The release could hardly be more clear in its intent to release not only the Roushes and Travelers, but any other entities which may be derivatively liable, from "any and all actions and causes of action . . . from the beginning of time until the date of this release." It could not be more clear in its intent to protect the Roushes from any further liability relating to the claimant and its employment of him.

43 To allow claimant's ODA claim would require one of two things: it would require nullification of the UEF's statutory right to recover payments made to claimant from the Roushes or it would require the Roushes to pay additional amounts in contravention with the claimant's release. Neither alternative is acceptable. I therefore hold that the UEF was released from liability.

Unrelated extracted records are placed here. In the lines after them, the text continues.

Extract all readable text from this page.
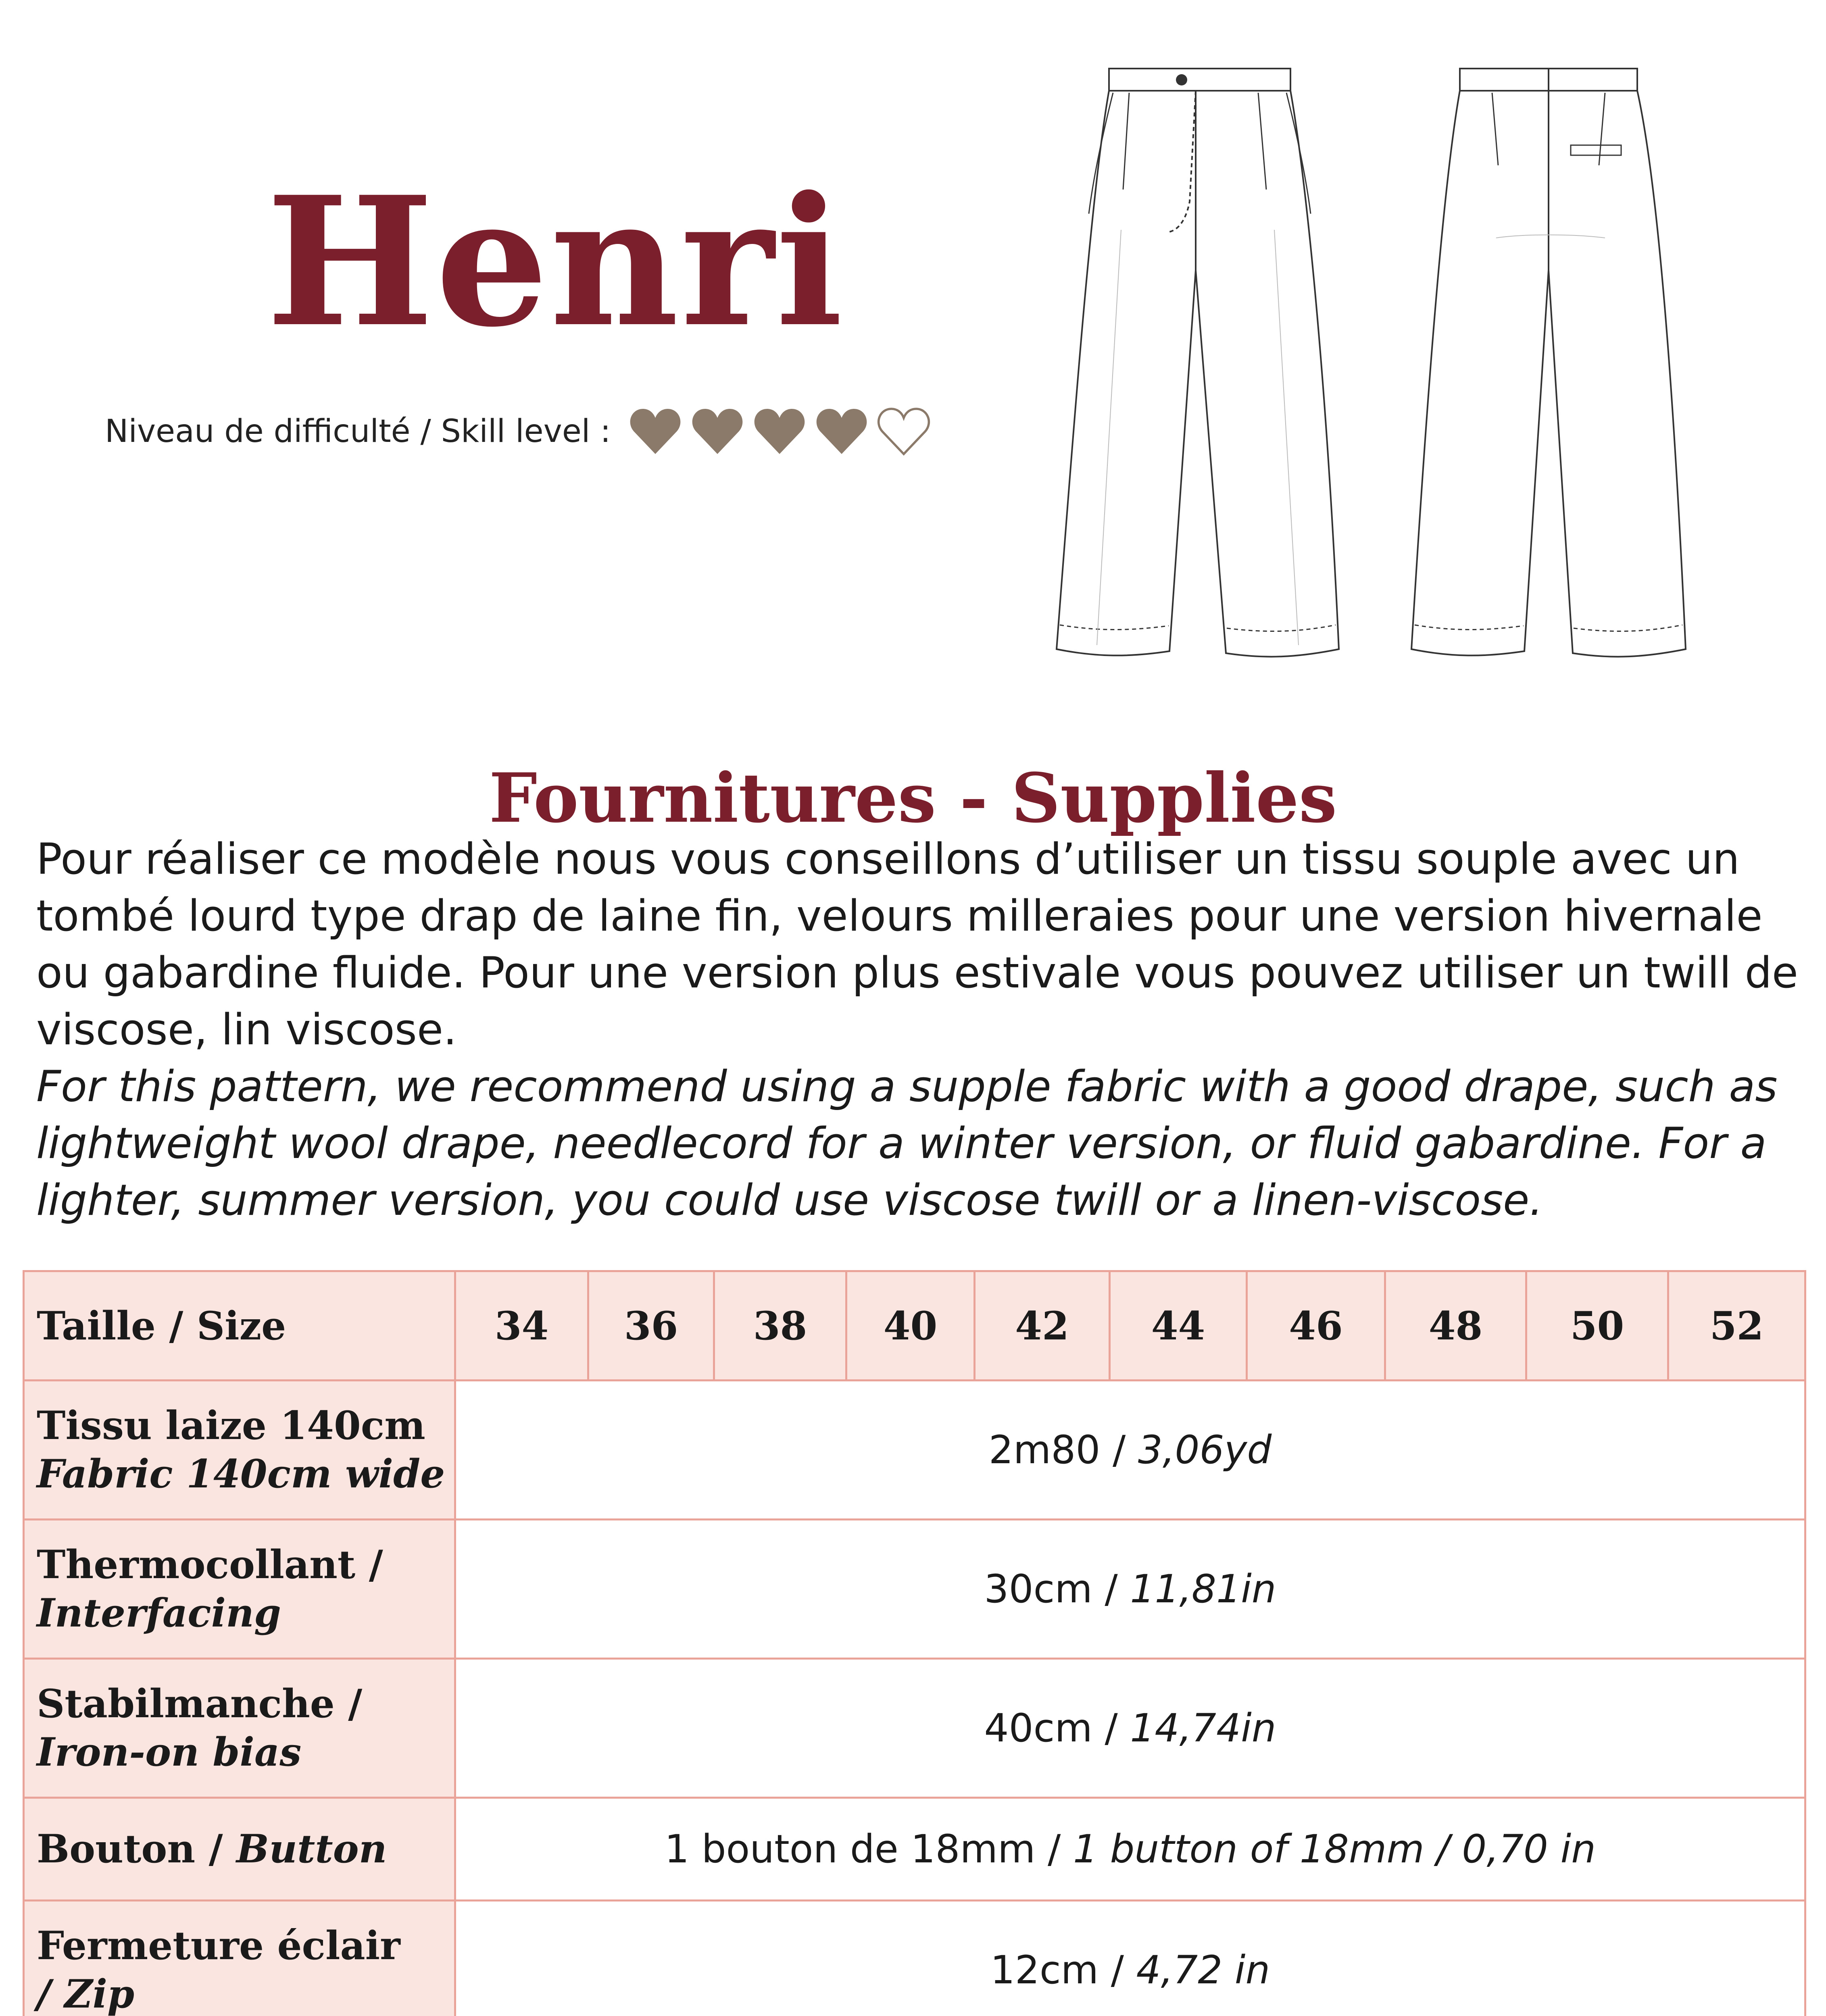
Henri
Niveau de difficulté / Skill level :
Fournitures - Supplies

Pour réaliser ce modèle nous vous conseillons d’utiliser un tissu souple avec un tombé lourd type drap de laine fin, velours milleraies pour une version hivernale ou gabardine fluide. Pour une version plus estivale vous pouvez utiliser un twill de viscose, lin viscose.

For this pattern, we recommend using a supple fabric with a good drape, such as lightweight wool drape, needlecord for a winter version, or fluid gabardine. For a lighter, summer version, you could use viscose twill or a linen-viscose.

Taille / Size	34	36	38	40	42	44	46	48	50	52

Tissu laize 140cm
Fabric 140cm wide	2m80 / 3,06yd									

Thermocollant /
Interfacing	30cm / 11,81in									

Stabilmanche /
Iron-on bias	40cm / 14,74in									
Bouton / Button	1 bouton de 18mm / 1 button of 18mm / 0,70 in									

Fermeture éclair
/ Zip	12cm / 4,72 in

44 I am unsympathetic to claimant's assertions that he did not intend to settle the OD claims. There is no provision in the General Release reserving those claims. Moreover, claimant clearly could have pursued his OD claim long ago. He mentioned his knee problems when he filed his 1992 back claim. He filed his knee claim in 1993, then he sat on the claim for over five and a half years while he pursued a district court action against the Roushes and collected $328,500 from the Roushes' liability insurer. Then he renewed his OD claim. Whether his failure to pursue his OD claim for five and a half years was a deliberate strategy is unknown. If it was, it has not worked and warrants condemnation. If it was not, then he was remiss in failing to diligently pursue the claim and for executing the General Release without excepting the OD claim.

JUDGMENT

45 The claimant is not entitled to OD benefits. His claim is dismissed with prejudice.

46 The claimant is not entitled to costs or attorney's fees.

47 This JUDGMENT is certified as final for purposes of appeal.

48 Any party to this dispute may have 20 days in which to request a rehearing from these Findings of Fact, Conclusions of Law and Judgment.

DATED in Helena, Montana, this 28th day of August, 2002.

(SEAL)

\s\ Mike McCarter
JUDGE

c: Mr. Tom L. Lewis
Mr. Mark Cadwallader
Submitted: May 20, 2002

1. Roush did business as Swtichback Ranch.

2. That stipulation is inconsistent with claimant's present contention that the UEF is barred from raising defenses to his claim because it failed to appeal the Department's February 1, 1999 Order. The stipulation expressly requested the Court to consider a defense.

3. When beginning work on this decision it occurred to me that one possible outcome was a determination that the UEF is liable for benefits and could seek statutory reimbursement from the employer despite the General Release. In light of that possibility I had the Court's hearing examiner contact counsel to query whether the employer should be joined as a party since it could potentially relitigate the issue if not a party in this case, thus creating the potential for conflicting decisions. Claimant's counsel objected to joinder. In light of my ultimate resolution of the issues, joinder is moot in any event.

4. Current law permits recovery without restriction on amount. 39-71-504(1)(b), MCA (2001).